Back in 2015, brothers Hubert and Graham Smyth made a disturbing, yet fascinating, find on a beach in England’s Isle of Wight; a human skeleton that experts have declared to be approximately 2000 years old. According to news outlet On The Wight, the bones are to be donated to a local museum.
The brothers discovered the bones on Fishbourne Beach during low tide, and immediately contacted officials who managed to move the bones before the tide washed them away.
Experts have examined the remains to find out where they came from. “My first job was to establish if this was a recently deceased person or something a little older—possibly from a long washed away graveyard attached to the nearby Quarr Abbey,” coroner Caroline Sumeray explained to On The Wight.

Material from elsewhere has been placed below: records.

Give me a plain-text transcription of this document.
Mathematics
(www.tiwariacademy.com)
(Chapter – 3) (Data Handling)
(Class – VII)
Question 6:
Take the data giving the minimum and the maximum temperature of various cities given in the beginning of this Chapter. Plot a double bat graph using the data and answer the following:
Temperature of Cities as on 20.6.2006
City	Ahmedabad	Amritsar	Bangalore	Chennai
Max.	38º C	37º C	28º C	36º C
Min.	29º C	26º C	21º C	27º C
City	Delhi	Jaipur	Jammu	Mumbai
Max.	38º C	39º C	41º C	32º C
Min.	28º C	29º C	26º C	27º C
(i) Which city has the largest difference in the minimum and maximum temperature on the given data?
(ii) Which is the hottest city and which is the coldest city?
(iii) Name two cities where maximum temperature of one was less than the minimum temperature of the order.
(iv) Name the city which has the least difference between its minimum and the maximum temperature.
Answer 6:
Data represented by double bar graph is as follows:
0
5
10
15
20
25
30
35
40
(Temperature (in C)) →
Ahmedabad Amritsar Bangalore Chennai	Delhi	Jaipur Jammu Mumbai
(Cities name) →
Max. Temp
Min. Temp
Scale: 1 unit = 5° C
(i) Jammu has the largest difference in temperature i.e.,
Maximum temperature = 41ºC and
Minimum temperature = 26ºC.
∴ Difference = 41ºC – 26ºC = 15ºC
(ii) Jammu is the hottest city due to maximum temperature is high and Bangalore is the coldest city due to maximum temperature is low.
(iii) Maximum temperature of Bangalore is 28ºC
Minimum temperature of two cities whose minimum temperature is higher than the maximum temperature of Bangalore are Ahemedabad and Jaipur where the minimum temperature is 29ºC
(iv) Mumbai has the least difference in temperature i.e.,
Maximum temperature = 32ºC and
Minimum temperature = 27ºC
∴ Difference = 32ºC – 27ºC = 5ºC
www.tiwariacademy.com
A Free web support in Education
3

A local forensic pathologist, Basil Perdue, used carbon dating to determine the age of the bones. Sumeray told reporters they were “stunned” to find out that the skeleton—a woman—dated back to the Late Iron Age, between 28 and 90 CE. “My lady is indeed a long time dead!” she told On The Wight.
Post-mortem examinations revealed that the skeleton was a woman whose upper left arm bone and left collarbone were shorter than those on her body’s right side. Her cause of death wasn’t determined, but the experts believe that before she died, she may have suffered from a congenital deformity, or a right-sided stroke that caused muscle wasting on her body’s left side.